Konteks Sosial dan Reaksi Masyarakat
Film “Pesta Babi” sendiri menyoroti kehidupan sehari-hari masyarakat urban, terutama soal ekonomi dan konsumsi daging babi. Namun, dalam beberapa wilayah, khususnya di daerah yang mayoritas penduduknya beragama Islam, film ini dianggap mengandung simbolisme yang bisa memicu kecemburuan atau ketidakpuasan terhadap praktik keagamaan. Reaksi masyarakat pun bervariasi, dengan sebagian menilai TNI berlebihan dalam intervensi tersebut, sementara yang lain mendukung langkah untuk mencegah penggunaan film sebagai alat provokasi. Puan menegaskan bahwa DPR akan mengevaluasi kebijakan ini, termasuk apakah “TNI Bubarkan Nobar Film Pesta Babi” menjadi referensi yang layak untuk diterapkan dalam kebijakan seni nasional.

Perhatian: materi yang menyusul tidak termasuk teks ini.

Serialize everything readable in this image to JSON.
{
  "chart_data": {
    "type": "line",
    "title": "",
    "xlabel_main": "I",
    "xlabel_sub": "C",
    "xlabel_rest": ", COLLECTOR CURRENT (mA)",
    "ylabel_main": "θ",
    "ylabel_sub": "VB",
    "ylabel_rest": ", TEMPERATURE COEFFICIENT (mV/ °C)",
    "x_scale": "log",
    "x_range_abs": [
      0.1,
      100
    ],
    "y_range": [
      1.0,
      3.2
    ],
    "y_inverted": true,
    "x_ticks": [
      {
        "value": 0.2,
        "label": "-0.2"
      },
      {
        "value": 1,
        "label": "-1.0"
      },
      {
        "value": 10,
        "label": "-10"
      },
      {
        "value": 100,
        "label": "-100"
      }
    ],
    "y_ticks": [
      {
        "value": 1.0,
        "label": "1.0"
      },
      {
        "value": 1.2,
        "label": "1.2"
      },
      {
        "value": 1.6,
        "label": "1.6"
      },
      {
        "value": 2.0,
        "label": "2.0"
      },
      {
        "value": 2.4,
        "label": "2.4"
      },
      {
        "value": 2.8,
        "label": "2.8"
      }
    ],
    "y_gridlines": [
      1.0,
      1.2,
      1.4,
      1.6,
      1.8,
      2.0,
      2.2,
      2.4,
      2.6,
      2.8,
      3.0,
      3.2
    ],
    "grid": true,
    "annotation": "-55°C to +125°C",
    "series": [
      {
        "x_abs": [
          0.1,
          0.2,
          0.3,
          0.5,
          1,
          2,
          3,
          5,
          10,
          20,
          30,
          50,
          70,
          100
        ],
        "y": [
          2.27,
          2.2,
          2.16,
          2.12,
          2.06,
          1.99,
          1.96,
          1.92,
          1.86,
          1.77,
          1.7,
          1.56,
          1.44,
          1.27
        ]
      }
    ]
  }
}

Langkah Selanjutnya dan Harapan
Dalam upaya menghindari kesan kekacauan, Puan mengimbau agar semua pihak menjaga kehati-hatian dalam mengambil tindakan terhadap karya seni. “Setiap langkah harus didasari pertimbangan yang matang, termasuk memastikan bahwa TNI Bubarkan Nobar Film Pesta Babi bukanlah tindakan yang terburu-buru, tetapi tepat sasaran,” kata dia. DPR akan melakukan kajian menyeluruh, termasuk melibatkan berbagai stakeholder, untuk menilai apakah film tersebut memang layak dihentikan atau justru bisa menjadi bahan diskusi yang produktif. Harapan besar pun mengarah pada transparansi proses investigasi dan keputusan akhir yang diharapkan mampu memperkuat koordinasi antara lembaga keamanan, institusi legislatif, serta masyarakat.